Alla Bodeguita del Medio pare di rivedere il grande scrittore Ernest Hemingway.
«Un mojito alla Bodeguita, un daiquiri al Floridita», scriveva nel periodo in cui Cuba era diventata la sua seconda casa, mentre nella Plaza de la Revolución l’immagine gigantesca di Che Guevara scruta fieramente ogni angolo e sembra di essere rimasti fermi lì: al mito. Peccato che, accanto, la Ferìa de la Artesanìa riduce tutto al mero marketing. E l’eroe cubano finisce in ogni genere di paccottiglia turistica senz’anima. Qui, una ragazza, mentre tenta di vendere uno dei suoi gadget, esibisce il suo nuovo telefonino (ormai da qualche anno non più al bando con computer e altri oggetti tecnologici), altro simbolo che qualcosa sia già cambiato. Un dato di fatto è che i russi sono tornati a Cuba per turismo con i nuovi ricchi di Mosca e San Pietroburgo che affollano i ristoranti dell’Avana. «Ne arrivano così tanti che abbiamo scritto il menu in cirillico», spiega un ristoratore. Ennesima svolta, visto che, dopo il crollo dell’Unione Sovietica insieme agli aiuti economici, se n’erano andate anche le persone…

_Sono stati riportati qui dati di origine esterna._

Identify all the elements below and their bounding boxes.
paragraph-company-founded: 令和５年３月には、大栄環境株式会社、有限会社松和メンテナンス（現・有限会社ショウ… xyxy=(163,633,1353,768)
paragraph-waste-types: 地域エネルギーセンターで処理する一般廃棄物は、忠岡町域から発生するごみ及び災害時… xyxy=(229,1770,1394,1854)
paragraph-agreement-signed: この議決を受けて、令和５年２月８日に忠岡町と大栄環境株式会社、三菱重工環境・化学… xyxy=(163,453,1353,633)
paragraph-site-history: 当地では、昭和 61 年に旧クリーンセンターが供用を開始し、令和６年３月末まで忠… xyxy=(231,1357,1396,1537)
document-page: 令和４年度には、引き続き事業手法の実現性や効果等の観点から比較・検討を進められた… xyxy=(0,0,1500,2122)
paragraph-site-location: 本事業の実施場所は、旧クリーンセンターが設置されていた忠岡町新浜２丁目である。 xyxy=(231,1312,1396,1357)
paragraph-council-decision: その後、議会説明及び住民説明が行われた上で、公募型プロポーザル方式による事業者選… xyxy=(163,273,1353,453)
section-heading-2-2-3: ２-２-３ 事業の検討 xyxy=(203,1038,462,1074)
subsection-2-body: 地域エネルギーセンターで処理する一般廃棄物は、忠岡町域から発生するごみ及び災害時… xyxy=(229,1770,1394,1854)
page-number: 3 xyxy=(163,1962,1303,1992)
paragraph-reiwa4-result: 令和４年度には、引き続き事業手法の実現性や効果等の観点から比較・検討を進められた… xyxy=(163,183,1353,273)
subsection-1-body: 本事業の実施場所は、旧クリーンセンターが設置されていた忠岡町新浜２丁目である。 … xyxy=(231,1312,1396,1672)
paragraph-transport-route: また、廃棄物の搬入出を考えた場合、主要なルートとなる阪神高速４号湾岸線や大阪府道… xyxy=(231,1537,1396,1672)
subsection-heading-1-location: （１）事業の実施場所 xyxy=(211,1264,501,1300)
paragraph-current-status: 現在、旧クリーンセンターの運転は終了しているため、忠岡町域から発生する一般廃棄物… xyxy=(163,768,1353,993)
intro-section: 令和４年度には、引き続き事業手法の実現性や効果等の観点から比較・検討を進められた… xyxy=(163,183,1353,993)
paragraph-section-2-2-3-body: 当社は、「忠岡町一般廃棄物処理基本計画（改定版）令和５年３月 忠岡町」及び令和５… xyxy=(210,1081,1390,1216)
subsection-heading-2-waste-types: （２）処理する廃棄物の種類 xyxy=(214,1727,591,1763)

YOANI SÁNCHEZ, la famosa blogger anti-regime cubana, descrive il nuovo corso con una metafora, raccontando la «Mesa Redonda», il programma tv con il discorso politico ufficiale ridotto a mezz’ora e visibilmente modificato anche nella scenografia: «Possono vestirla di nuovo, ma Mesa Redonda resta». Così come il tassista Ernesto che, sintetizza, lapidario: «Il comunismo è una cosa buena, ma nella realidad…». Non finisce la frase e scuote la testa, mentre Aramis, campione di atletica leggera che vive da cinque anni in Italia, ricorda: «A Cuba siamo stati bene fino al 1990 poi stare qui è diventato sempre più difficile».